Split-apply-combine is a pattern for analyzing data. Suppose we want to find mean beer consumption per country. Then:

- **Split:** We group data by continent.
- **Apply:** For each group, we apply the `mean()` function to find the average beer consumption.
- **Combine:** We now combine the continent names with the `mean()`s to produce a summary of our findings.

In [None]:
# For each continent, calculate the mean beer servings.
drinks.groupby('continent').beer.mean()

In [None]:
# For each continent, calculate the mean of all numeric columns.
drinks.groupby('continent').mean()

In [None]:
# For each continent, describe beer servings.
drinks.groupby('continent').beer.describe()

In [None]:
# Similar, but outputs a DataFrame and can be customized — "agg" allows you to aggregate results of Series functions
drinks.groupby('continent').beer.agg(['count', 'mean', 'min', 'max'])

In [None]:
# For each continent, count the number of rows.
print((drinks.groupby('continent').continent.count()))
print((drinks.continent.value_counts()))   # should be the same

<a id="exercise-four"></a>
### Exercise 4

Use the "users" `DataFrame` or "users" file in the Data folder to complete the following using the `groupby` method

In [None]:
users.head()

In [None]:
# For each occupation in "users", count the number of occurrences.
users.groupby('occupation')['user_id'].count().sort_values()

In [None]:
# For each occupation, calculate the mean age.
users.groupby('occupation')['age'].mean().sort_values()

In [None]:
# For each occupation, calculate the minimum and maximum ages.
users.groupby('occupation')['age'].agg(['min', 'max'])

In [None]:
# For each combination of occupation and gender, calculate the mean age.
users.groupby(['occupation', 'gender'])['age'].mean().unstack()

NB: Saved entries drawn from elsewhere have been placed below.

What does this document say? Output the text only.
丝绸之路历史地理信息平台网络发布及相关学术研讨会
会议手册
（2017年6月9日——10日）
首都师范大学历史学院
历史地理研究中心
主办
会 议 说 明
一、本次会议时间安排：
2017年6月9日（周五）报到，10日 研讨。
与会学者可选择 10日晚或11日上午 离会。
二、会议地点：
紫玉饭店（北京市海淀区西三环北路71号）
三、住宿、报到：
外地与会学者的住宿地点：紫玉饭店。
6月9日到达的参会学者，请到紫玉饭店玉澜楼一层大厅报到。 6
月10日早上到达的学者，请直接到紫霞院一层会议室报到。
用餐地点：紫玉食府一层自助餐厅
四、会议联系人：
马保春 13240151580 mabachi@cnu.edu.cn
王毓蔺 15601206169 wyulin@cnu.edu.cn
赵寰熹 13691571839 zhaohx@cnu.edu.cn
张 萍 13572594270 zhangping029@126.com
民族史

### 1.10 Merging `DataFrames`

In [None]:
import pandas as pd
movie_cols = ['movie_id', 'title']
movies_filename = 'data/movies.tbl'

movies = pd.read_csv(
    movies_filename,
    sep='|',
    header=None,
    names=movie_cols,
    usecols=[0, 1],
    encoding='latin-1')

movies.head()

In [None]:
rating_cols = ['user_id', 'movie_id', 'rating', 'timestamp']
ratings_filename = 'data/movie_ratings.tsv'

ratings = pd.read_csv(ratings_filename, sep='\t', header=None, names=rating_cols)
ratings.head()

In [None]:
print(ratings.shape)
print(movies.shape)

In [None]:
# Merge "movies" and "ratings" (inner join on "movie_id").
movie_ratings = movies.merge(ratings, how='inner', on='movie_id', validate='1:m')
movie_ratings.head()

In [None]:
print(movies.shape)
print(ratings.shape)
print(movie_ratings.shape)

<a id="summary"></a>
### Summary

Believe it or not, we've only barely touched the surface of everything that Pandas offers. Don't worry if you don't remember most of it — for now, just knowing what exists is key. Remember that the more you use Pandas to manipulate data, the more of these functions you will take interest in, look up, and remember.

In this notebook, the most important things to familiarize yourself with are the basics:
- Manipulating `DataFrames` and `Series`
- Filtering columns and rows
- Handling missing values
- Split-apply-combine (this one takes some practice!)